L’ancien ministre socialiste Roland Dumas déclare que Marine Le Pen a un certain charme. L’intellectuel Emmanuel Todd, pourtant très investi dans la défense des droits des immigrés, estime que le programme économique du Front National est crédible. La presse met en valeur trois syndicalistes qui ont adhéré au Front national et des sondages placent Marine Le Pen au deuxième tour de l’élection présidentielle. Le 21 avril 2011, s’exprimant sur RMC, le journaliste Jean-François Kahn estime que le programme du Front National est anticapitaliste, et selon le Journal du Dimanche du 24 avril, Marine Le Pen serait la candidate préférée des ouvriers.

Question : un nouveau Front national, plus social, plus proche des travailleurs et de la jeunesse serait- il en train d’émerger ? C’est ce que tente de faire croire Marine Le Pen qui, le 8 avril dernier, devant la presse spécialisée, a présenté les grandes orientations économiques de son parti. Dans le même temps, le site internet de ce parti diffuse de nombreux textes présentant ses propositions concernant l’euro, la mondialisation, le libre échange et les nouvelles politiques économiques nécessaires au retour de la croissance et à la création d’emplois.
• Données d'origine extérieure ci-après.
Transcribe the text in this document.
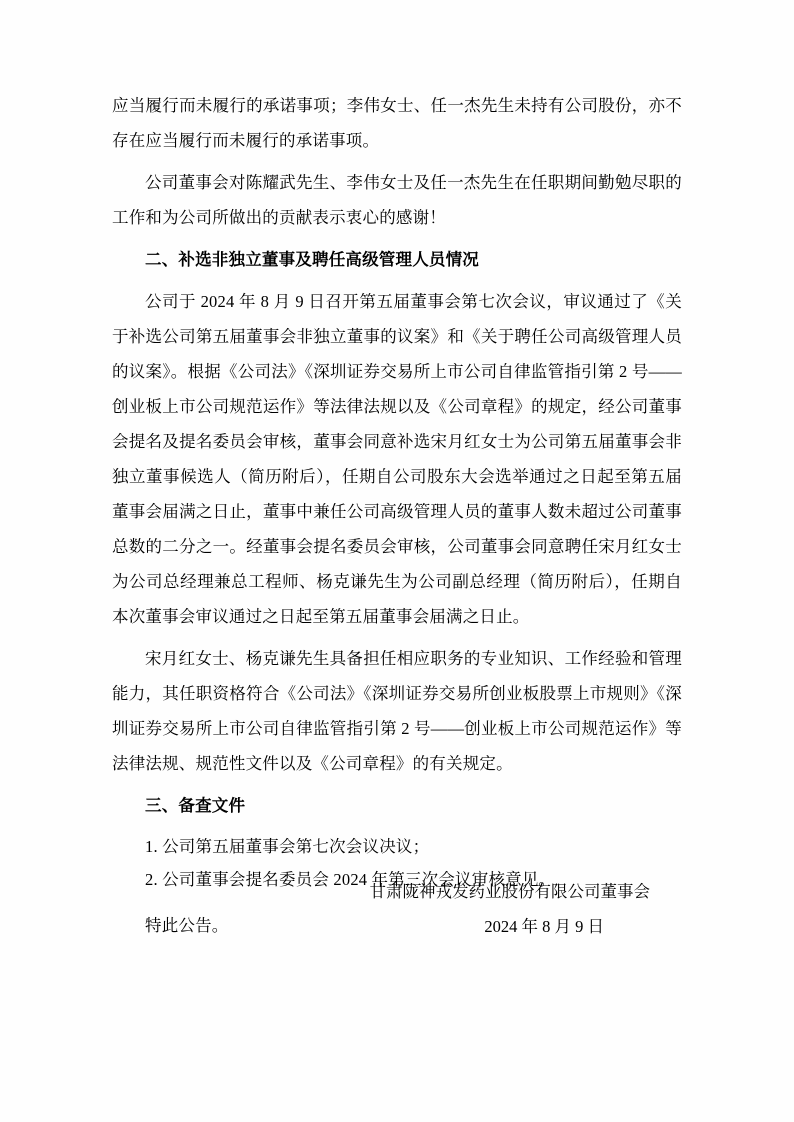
应当履行而未履行的承诺事项；李伟女士、任一杰先生未持有公司股份，亦不存在应当履行而未履行的承诺事项。

公司董事会对陈耀武先生、李伟女士及任一杰先生在任职期间勤勉尽职的工作和为公司所做出的贡献表示衷心的感谢！

二、补选非独立董事及聘任高级管理人员情况

公司于 2024 年 8 月 9 日召开第五届董事会第七次会议，审议通过了《关于补选公司第五届董事会非独立董事的议案》和《关于聘任公司高级管理人员的议案》。根据《公司法》《深圳证券交易所上市公司自律监管指引第 2 号——创业板上市公司规范运作》等法律法规以及《公司章程》的规定，经公司董事会提名及提名委员会审核，董事会同意补选宋月红女士为公司第五届董事会非独立董事候选人（简历附后），任期自公司股东大会选举通过之日起至第五届董事会届满之日止，董事中兼任公司高级管理人员的董事人数未超过公司董事总数的二分之一。经董事会提名委员会审核，公司董事会同意聘任宋月红女士为公司总经理兼总工程师、杨克谦先生为公司副总经理（简历附后），任期自本次董事会审议通过之日起至第五届董事会届满之日止。

宋月红女士、杨克谦先生具备担任相应职务的专业知识、工作经验和管理能力，其任职资格符合《公司法》《深圳证券交易所创业板股票上市规则》《深圳证券交易所上市公司自律监管指引第 2 号——创业板上市公司规范运作》等法律法规、规范性文件以及《公司章程》的有关规定。

三、备查文件

1. 公司第五届董事会第七次会议决议；

2. 公司董事会提名委员会 2024 年第三次会议审核意见。

特此公告。

甘肃陇神戎发药业股份有限公司董事会
2024 年 8 月 9 日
Selon les responsables du FN, ce retour passe par une rupture avec « l’euro, à tout prix » et le libre échange mondialiste, ainsi qu’avec les politiques d’austérité qui les accompagnent.
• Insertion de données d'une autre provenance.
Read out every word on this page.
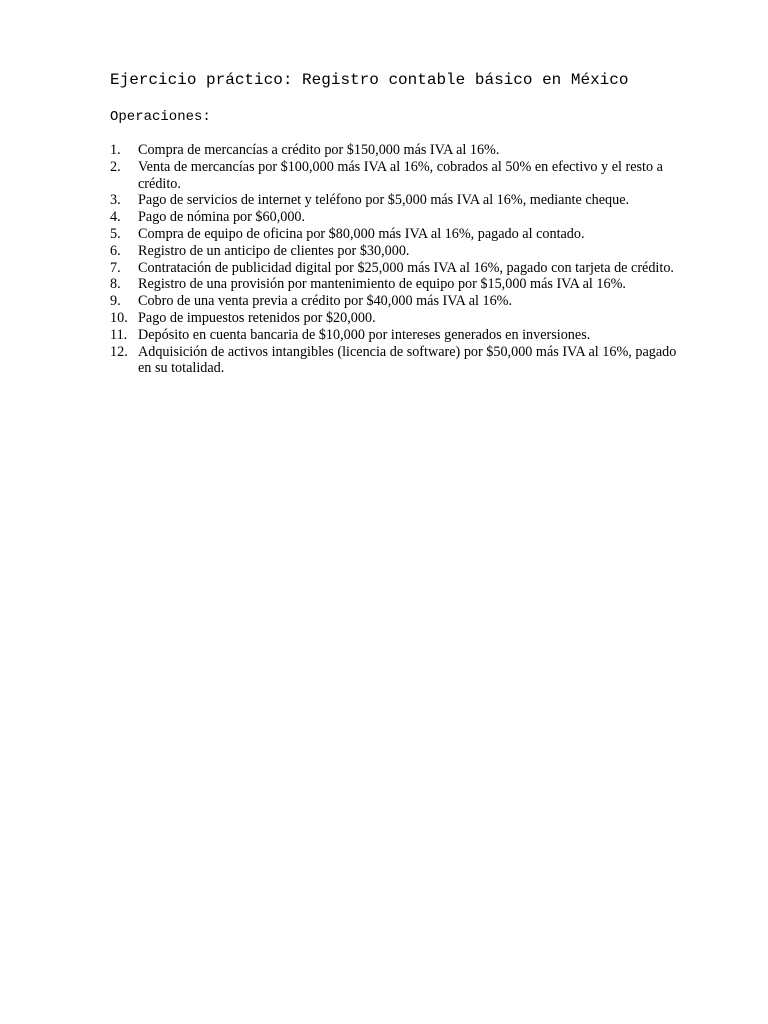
Ejercicio práctico: Registro contable básico en México
Operaciones:
1.	Compra de mercancías a crédito por $150,000 más IVA al 16%.
2.	Venta de mercancías por $100,000 más IVA al 16%, cobrados al 50% en efectivo y el resto a crédito.
3.	Pago de servicios de internet y teléfono por $5,000 más IVA al 16%, mediante cheque.
4.	Pago de nómina por $60,000.
5.	Compra de equipo de oficina por $80,000 más IVA al 16%, pagado al contado.
6.	Registro de un anticipo de clientes por $30,000.
7.	Contratación de publicidad digital por $25,000 más IVA al 16%, pagado con tarjeta de crédito.
8.	Registro de una provisión por mantenimiento de equipo por $15,000 más IVA al 16%.
9.	Cobro de una venta previa a crédito por $40,000 más IVA al 16%.
10. Pago de impuestos retenidos por $20,000.
11. Depósito en cuenta bancaria de $10,000 por intereses generados en inversiones.
12. Adquisición de activos intangibles (licencia de software) por $50,000 más IVA al 16%, pagado en su totalidad.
Cette rupture, toujours selon les responsables du FN, ne peut se réaliser que par l’intervention d’un État stratège, protecteur des intérêts des travailleurs français et de la population, victimes de la mondialisation et de ses conséquences désastreuses.
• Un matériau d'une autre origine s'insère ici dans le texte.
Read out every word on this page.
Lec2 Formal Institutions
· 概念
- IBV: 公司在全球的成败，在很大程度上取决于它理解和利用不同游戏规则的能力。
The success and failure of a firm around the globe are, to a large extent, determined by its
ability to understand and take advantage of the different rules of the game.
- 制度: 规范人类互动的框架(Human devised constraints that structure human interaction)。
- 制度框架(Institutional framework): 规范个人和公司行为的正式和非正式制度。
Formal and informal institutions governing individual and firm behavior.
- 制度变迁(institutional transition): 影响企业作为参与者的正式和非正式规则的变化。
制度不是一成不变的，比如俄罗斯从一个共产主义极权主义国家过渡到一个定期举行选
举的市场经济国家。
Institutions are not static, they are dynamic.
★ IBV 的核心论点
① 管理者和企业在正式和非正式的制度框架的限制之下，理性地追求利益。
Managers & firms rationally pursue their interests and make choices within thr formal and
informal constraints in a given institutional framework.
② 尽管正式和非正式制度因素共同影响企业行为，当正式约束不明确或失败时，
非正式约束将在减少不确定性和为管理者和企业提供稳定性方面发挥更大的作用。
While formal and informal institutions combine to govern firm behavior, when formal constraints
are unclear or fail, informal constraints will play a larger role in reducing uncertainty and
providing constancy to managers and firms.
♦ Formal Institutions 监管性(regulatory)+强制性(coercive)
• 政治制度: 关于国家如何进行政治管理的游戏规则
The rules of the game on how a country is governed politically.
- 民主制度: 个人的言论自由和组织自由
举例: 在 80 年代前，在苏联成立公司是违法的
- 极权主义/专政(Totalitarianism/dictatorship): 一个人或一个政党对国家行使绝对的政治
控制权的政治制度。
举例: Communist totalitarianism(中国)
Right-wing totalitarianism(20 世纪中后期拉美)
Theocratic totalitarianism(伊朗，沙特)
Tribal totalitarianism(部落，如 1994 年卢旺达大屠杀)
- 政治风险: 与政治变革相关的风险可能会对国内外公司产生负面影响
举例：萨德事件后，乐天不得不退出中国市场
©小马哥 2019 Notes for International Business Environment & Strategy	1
L’argumentation du FN est présentée de la façon suivante :

La mondialisation et le libre échange livrent le pays à la concurrence déloyale des autres pays, à l’arrivée de produits étrangers qui ruinent l’industrie française, et à l’invasion de la France par une main-d’œuvre étrangère utilisée par le patronat pour baisser les salaires des travailleurs français ;

Dans cette situation, les entreprises, pour rester compétitives, sont contraintes de délocaliser leur production dans les pays à bas salaires, ou de recourir à l’immigration faiblement payée, ce qui, dans un cas comme dans l’autre, provoque le chômage des travailleurs français, la baisse de leurs salaires et le développement de la pauvreté ;

Face à la politique du « grand capital mondialisé », déclare Marine Le Pen, la France et son peuple sont désarmés par tous les partis, de droite et de gauche, favorables à la mondialisation, à l’immigration, au libre échange et à l’euro.

La France et son peuple sont désarmés par l’euro qui étouffe l’emploi et provoque des délocalisations. En effet, selon Marine Le Pen, qui reprend à son compte les arguments de certains économistes, l’euro fort rend les produits français chers, ce qui défavorise les exportations françaises, limite donc la production française et crée du chômage.

Dans le même sens, l’euro fort et le libre échange incitent les consommateurs français à acheter des produits étrangers, ce qui, une nouvelle fois, défavorise les entreprises françaises, diminue leur activité et augmente le chômage.

Plus généralement, toujours selon Marine Le Pen, « le système mondialiste et immigrationniste » met en concurrence déloyale les travailleurs du monde entier, provoque le chômage et la baisse des salaires des travailleurs français.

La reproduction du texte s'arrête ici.